A lot of modern rock music does not necessarily get surreal in the way that maybe a classic example of that would be the Beatles doing a multi-track recording like Sgt. Pepper’s, when people were beginning to experiment with multi-track recording and it allowed them to do a lot of impossible things. I mean, well hip hop does a lot of surreal hip hop things. But rock ‘n’ roll, they don’t use the multi-track situation in a surreal way. I mean I’m sure there are bands that do that, but generally speaking.

scene: Generally speaking, how do they use it?

FB: Well, their songs are facsimiles of live performances. In other words, they stack and correct and adjust and edit, they build this thing that is a facsimile of a band playing a song. The overall picture is of this perfect band playing this perfect song with everything on 10.

scene: And that leads to concerts where fans want the performance to sound just like the record.

FB: Yeah, that can definitely happen. And in terms of the records themselves, I just think that they lack a little soul.
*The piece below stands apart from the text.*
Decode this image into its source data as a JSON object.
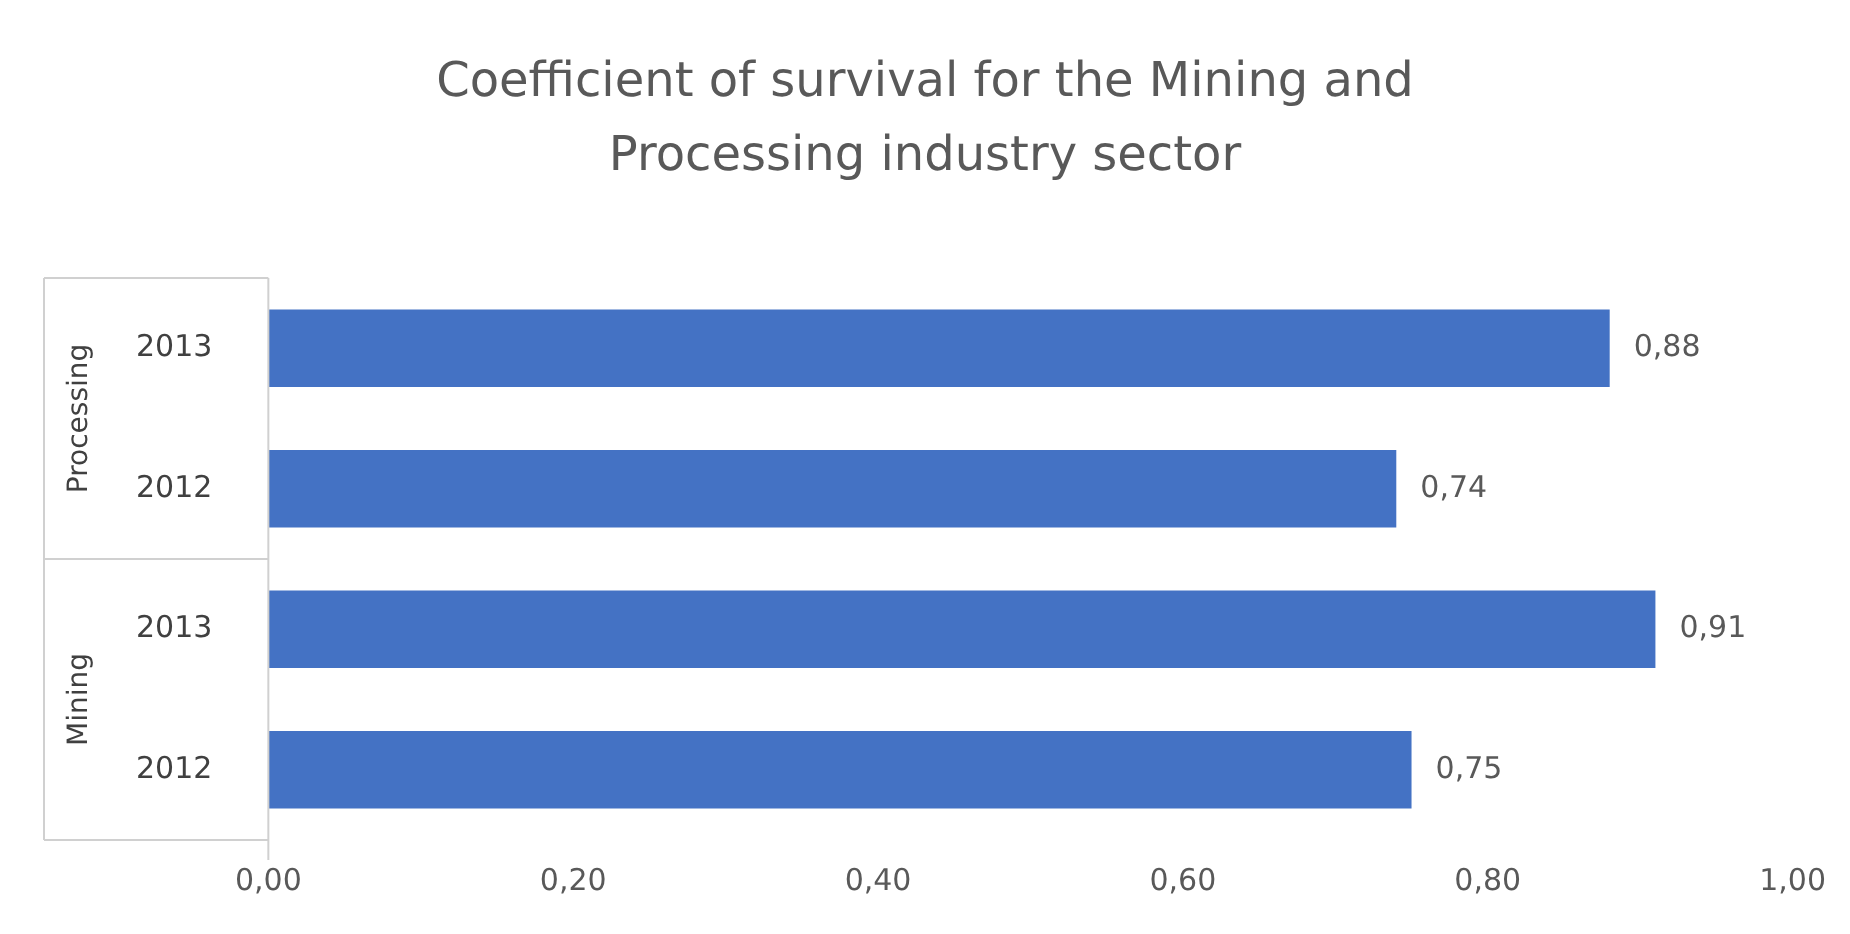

Sometimes they lack a lot of soul. It’s more processed, just like food that is more processed tends to be crappier.

I use the food analogy a lot. There’s nothing wrong with it, there’s nothing wrong with crappy food. I eat crappy food on occasion, there’s nothing wrong with Doritos. But what can I say? A handmade piece of cheese from some little town in the middle of France tastes a hell of a lot better than a bag of Doritos. Let’s face it, there’s no comparison in the quality. I’m not saying that my records are that little artisan cheese compared to, you know, the Doritos that is Creed. I’m making the argument, generally speaking,

scene: So then you must not be to happy with the current trends in the alternative scene, something you helped start with your first band.

FB: I’m not familiar with the alternative scene. I don’t really know what it is — where it is — I assume there is one. But I don’t follow it.

scene: Then what about what people are calling alternative? Like Creed?

FB: Well, I don’t really consider that to be alternative. To me that’s extremely, you know, mainstream kind of music. It’s kind of like, I don’t know, heavy metal with baseball hats. I don’t really follow contemporary releases. There’s a few things I’ve heard here and there, but I kind of listen to records that are older because — well, because I’m older and grouchier. I don’t have time for the youngsters and their dabbling.

scene: I’ve read that you still kick around some old Pixies tunes in your live shows. Still doing that?

FB: We do perform usually a few Pixies numbers, yeah.

scene: When the Stones were on the Voodoo Lounge tour, they talked about their older songs as “ancient.” Any feelings like that? Like you’d rather play the new stuff?

FB: Well, songs fall in and out of favor from your past, you don’t always want to play certain songs because maybe you played already a lot a couple years ago. You kind of put ’em on vacation and dust off other songs, it kind of changes around.

But obviously newer songs don’t require dusting off. They’re not dusty yet. So you tend to want to play a lot of that stuff instead of the golden oldies.

scene: Doing any dusting off on this tour?

FB: Yeah, we’ve dusted off some that we haven’t done for a few years. Stuff off Teenager of the Year, a couple Pixies songs I haven’t done for awhile.

scene: Which ones?

FB: Ah, well, you’ll have to see. I don’t want to give it away.